For fans who liked to see drivers from all disciplines compete, the end of IROC leaves a void. It was the only time they ever got the true superstars of one sport together for a single 100-mile race. Despite once being called the Masters of automobile competition, it was perhaps more of a “skins game,” the concept being to find the all-around racing champ by putting competitors in cars that were identically prepared. The only variable was the adjustment of the steering wheel and seat position to accommodate the size of the driver. The pit crews were put together by IROC itself, preventing any driver from having a team that might try to tweak things during a race.
After the four events, the winner was awarded a $1 million prize, which made it one of the most lucrative series going. When the series began in 1974, it took a high-end approach, as drivers tooled around various venues in Porsches. From 1975-89, Camaros were the vehicles of choice, while Dodge Daytonas were used from 1990-93.
Dodge Avengers took to the tracks in 1994 and 1995, and from 1996 to the end, guys like Mark Martin and Tony Stewart competed in Pontiac Trans Ams.
If there was one major knock to IROC it was that it was heavily weighted in favor of stock car drivers. It would include stars of open-wheel series and even occasionally World of Outlaws pilots, but the races were run on NASCAR tracks in cars that were most like NASCAR machines. The first six champions were open-wheel guys, but the last 20 were NASCAR Cup drivers.
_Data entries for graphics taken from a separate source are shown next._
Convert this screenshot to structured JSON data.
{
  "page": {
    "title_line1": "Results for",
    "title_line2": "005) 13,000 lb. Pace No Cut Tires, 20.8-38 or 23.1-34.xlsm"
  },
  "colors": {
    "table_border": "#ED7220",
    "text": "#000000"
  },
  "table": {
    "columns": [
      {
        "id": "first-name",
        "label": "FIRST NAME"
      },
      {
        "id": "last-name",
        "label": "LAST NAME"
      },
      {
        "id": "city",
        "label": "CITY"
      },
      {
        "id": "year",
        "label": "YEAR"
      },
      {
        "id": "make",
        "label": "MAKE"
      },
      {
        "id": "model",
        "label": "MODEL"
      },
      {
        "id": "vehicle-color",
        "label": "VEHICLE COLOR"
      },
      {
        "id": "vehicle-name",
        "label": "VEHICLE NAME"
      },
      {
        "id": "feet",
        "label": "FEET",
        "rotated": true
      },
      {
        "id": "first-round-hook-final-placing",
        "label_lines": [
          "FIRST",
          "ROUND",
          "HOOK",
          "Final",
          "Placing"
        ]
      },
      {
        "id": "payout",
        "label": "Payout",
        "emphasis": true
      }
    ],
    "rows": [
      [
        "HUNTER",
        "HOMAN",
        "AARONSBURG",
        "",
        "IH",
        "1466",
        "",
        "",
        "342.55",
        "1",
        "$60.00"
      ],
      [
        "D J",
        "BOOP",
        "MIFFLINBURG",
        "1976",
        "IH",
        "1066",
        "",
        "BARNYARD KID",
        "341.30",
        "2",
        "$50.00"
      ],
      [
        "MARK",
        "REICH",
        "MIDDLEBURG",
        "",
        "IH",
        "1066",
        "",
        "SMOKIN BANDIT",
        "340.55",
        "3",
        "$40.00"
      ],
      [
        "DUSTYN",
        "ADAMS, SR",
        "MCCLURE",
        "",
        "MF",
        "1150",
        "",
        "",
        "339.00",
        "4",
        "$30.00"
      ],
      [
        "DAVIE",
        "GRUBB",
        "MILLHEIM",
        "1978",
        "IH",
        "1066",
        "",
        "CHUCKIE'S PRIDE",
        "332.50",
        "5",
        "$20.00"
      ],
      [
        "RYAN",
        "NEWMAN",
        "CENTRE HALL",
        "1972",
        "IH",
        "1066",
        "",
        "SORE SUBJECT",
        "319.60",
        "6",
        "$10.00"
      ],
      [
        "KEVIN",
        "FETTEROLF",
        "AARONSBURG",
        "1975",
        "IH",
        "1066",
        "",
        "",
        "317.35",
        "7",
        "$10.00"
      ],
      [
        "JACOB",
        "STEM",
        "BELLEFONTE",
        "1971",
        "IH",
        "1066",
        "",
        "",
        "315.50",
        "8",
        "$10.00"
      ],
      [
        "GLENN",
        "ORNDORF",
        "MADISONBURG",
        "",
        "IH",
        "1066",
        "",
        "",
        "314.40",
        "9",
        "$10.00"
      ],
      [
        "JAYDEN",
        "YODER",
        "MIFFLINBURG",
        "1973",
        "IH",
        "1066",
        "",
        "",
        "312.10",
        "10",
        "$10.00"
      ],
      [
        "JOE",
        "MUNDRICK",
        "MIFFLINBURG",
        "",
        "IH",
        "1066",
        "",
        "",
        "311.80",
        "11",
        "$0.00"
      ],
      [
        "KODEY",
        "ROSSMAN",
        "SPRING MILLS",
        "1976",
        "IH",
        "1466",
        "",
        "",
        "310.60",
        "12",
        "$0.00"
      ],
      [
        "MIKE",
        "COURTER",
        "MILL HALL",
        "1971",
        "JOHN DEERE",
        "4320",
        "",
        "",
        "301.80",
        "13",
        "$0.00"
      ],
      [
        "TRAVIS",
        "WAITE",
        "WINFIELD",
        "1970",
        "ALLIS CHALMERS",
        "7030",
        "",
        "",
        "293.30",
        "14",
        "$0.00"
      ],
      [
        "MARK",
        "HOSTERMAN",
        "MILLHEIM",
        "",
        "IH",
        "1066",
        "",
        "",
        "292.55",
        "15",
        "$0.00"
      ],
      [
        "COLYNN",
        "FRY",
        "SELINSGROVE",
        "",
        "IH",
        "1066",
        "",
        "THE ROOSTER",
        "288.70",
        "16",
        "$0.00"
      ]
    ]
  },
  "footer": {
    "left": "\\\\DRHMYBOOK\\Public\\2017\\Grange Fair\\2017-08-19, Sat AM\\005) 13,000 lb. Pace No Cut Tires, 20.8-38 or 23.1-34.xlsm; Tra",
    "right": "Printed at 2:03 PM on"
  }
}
Martin was the most dominant, claiming five crowns, while the late Dale Earnhardt won the title four times.
Often an IROC race was lost in the media and spectator shuffle of a big NASCAR weekend, usually run on a Saturday before a Busch (now Nationwide) event. Still, it was hard to find a driver who didn’t like both the concept and the competition.
“I’ve been so proud to compete against the best of the best in the IROC series,” says 1979 champion Mario Andretti. “It’s been a great part of my career, and I don’t think I could have truly considered my career complete unless I would have competed in IROC.”
With sponsorship dollars at a premium – even NASCAR and the IRL have issues in that department – IROC proved to be the odd series out.